Le débat sur le changement de la Constitution qui a refait surface depuis le 18 février 2026, date du 20ème anniversaire de loi fondamentale de la RDC, suscite un intérêt de plus en plus croissant.

Interrogé sur ce sujet, le ministre Patrick Muyaya, porte-parole du gouvernement congolais, a tenté de calmer le jeu expliquant que l’exécutif se concentrer pour l'instant sur la guerre contre le M23 à l'Est du pays. 

Il a toutefois expliqué que ce sujet reste démocratique est sera débattu au moment opportun.

Il faut dire que c’est le camp du président Félix Tshisekedi qui pousse pour le changement de la constitution en dépit de la situation de crise que connait le pays qui est en partie occupée le M23 dans les provinces du Nord-Kivu et Sud-Kivu.

A part les opposants qui dénoncent une manœuvre de Félix Tshisekedi pour s'octroyer indûment un troisième mandat et ce, en dépit d’une gouvernance qu’ils jugent chaotiques ; seul le sénateur Bahati Lukwebo, membre du présidium de l'Union Sacrée, a clairement pris position pour dire non à toute initiative de révision ou de changement de la constitution.
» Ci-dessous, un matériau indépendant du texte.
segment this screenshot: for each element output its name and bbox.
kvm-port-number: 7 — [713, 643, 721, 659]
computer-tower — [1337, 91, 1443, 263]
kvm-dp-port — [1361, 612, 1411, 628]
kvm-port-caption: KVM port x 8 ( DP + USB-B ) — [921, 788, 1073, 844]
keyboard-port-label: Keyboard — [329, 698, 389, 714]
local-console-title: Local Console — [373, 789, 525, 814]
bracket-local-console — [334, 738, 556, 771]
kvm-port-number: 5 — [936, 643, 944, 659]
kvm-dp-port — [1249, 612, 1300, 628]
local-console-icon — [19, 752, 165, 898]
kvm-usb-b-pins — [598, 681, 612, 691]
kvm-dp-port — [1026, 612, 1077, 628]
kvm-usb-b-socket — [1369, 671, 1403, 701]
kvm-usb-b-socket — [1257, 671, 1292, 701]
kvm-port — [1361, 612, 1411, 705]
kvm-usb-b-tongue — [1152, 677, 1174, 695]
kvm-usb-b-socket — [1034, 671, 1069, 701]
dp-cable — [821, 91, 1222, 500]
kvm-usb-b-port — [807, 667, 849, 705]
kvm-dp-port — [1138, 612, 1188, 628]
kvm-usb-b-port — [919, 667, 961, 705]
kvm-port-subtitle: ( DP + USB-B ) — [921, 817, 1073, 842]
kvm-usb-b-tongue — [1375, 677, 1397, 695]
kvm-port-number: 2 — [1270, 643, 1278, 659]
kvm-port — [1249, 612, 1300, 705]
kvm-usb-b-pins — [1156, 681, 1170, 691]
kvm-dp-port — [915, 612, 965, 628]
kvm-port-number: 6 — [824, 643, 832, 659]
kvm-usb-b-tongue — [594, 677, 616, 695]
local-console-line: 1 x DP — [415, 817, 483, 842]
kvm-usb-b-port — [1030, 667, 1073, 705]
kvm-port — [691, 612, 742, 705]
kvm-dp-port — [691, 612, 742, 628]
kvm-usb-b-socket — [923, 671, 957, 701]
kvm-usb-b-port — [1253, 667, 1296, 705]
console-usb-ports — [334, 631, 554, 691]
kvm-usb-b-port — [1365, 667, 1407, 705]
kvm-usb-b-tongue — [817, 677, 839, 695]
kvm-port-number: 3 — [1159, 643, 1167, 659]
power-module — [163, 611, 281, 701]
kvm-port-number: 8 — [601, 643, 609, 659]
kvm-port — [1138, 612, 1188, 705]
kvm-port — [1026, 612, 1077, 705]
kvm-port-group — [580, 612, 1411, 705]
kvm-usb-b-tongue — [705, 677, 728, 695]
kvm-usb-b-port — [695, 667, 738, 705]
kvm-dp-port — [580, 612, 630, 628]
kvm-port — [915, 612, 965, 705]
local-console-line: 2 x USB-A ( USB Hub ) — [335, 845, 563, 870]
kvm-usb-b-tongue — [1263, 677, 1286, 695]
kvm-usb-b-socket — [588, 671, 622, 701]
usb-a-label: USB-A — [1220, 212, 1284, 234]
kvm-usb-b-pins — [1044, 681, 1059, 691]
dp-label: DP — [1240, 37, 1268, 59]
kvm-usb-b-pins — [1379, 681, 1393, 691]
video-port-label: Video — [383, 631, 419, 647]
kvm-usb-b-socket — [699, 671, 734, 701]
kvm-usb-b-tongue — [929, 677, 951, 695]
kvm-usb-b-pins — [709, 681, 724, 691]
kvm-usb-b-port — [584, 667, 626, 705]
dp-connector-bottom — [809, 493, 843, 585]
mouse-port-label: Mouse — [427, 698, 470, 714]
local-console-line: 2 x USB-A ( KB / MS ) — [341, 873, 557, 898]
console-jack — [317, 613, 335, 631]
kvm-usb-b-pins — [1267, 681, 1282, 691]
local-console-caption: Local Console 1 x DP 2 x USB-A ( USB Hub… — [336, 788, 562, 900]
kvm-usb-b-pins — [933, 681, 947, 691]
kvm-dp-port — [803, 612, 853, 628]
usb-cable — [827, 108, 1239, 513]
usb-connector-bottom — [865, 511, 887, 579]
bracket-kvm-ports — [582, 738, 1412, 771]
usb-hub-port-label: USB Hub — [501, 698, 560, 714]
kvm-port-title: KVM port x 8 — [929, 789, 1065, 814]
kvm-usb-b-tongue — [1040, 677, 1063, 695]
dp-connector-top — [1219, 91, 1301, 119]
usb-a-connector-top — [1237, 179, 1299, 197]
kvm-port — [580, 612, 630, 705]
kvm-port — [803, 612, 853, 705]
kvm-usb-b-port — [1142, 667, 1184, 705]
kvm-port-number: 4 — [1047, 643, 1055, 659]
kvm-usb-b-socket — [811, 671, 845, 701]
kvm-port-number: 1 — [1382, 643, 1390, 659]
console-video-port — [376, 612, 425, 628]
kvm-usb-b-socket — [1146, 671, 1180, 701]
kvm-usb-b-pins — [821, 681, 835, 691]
Ce dernier a publiquement exprimé son opposition à cette initiative de changement de la constitution, arguant que la RDC n’a pas un problème de textes mais plutôt d’hommes qui ne les appliquent pas. 

Et depuis, le président de l’AFDC-A est visé par une motion de défiance initiée par le sénateur Dany Kabongo Bondanya qui lui reproche un « manque de respect » envers le président Félix Tshisekedi, autorité morale de l’Union sacrée de la nation, qui avait publiquement déclaré être résolu à doter la RDC d’une nouvelle constitution, affirmant à l’époque que « personne ne va le lui interdire et que personne ne changera son avis sur cette question. »

Lâché par le bureau du Sénat qui s’est publiquement désolidarisé des propos de son deuxième vice-président, Bahati Lukwebo ne bénéficie pas non plus du soutien de son propre groupe politique qui s’est également désolidarisé de ses propos, et devrait donc être éjecté, sauf surprise, du bureau de cette chambre basse du parlement congolais.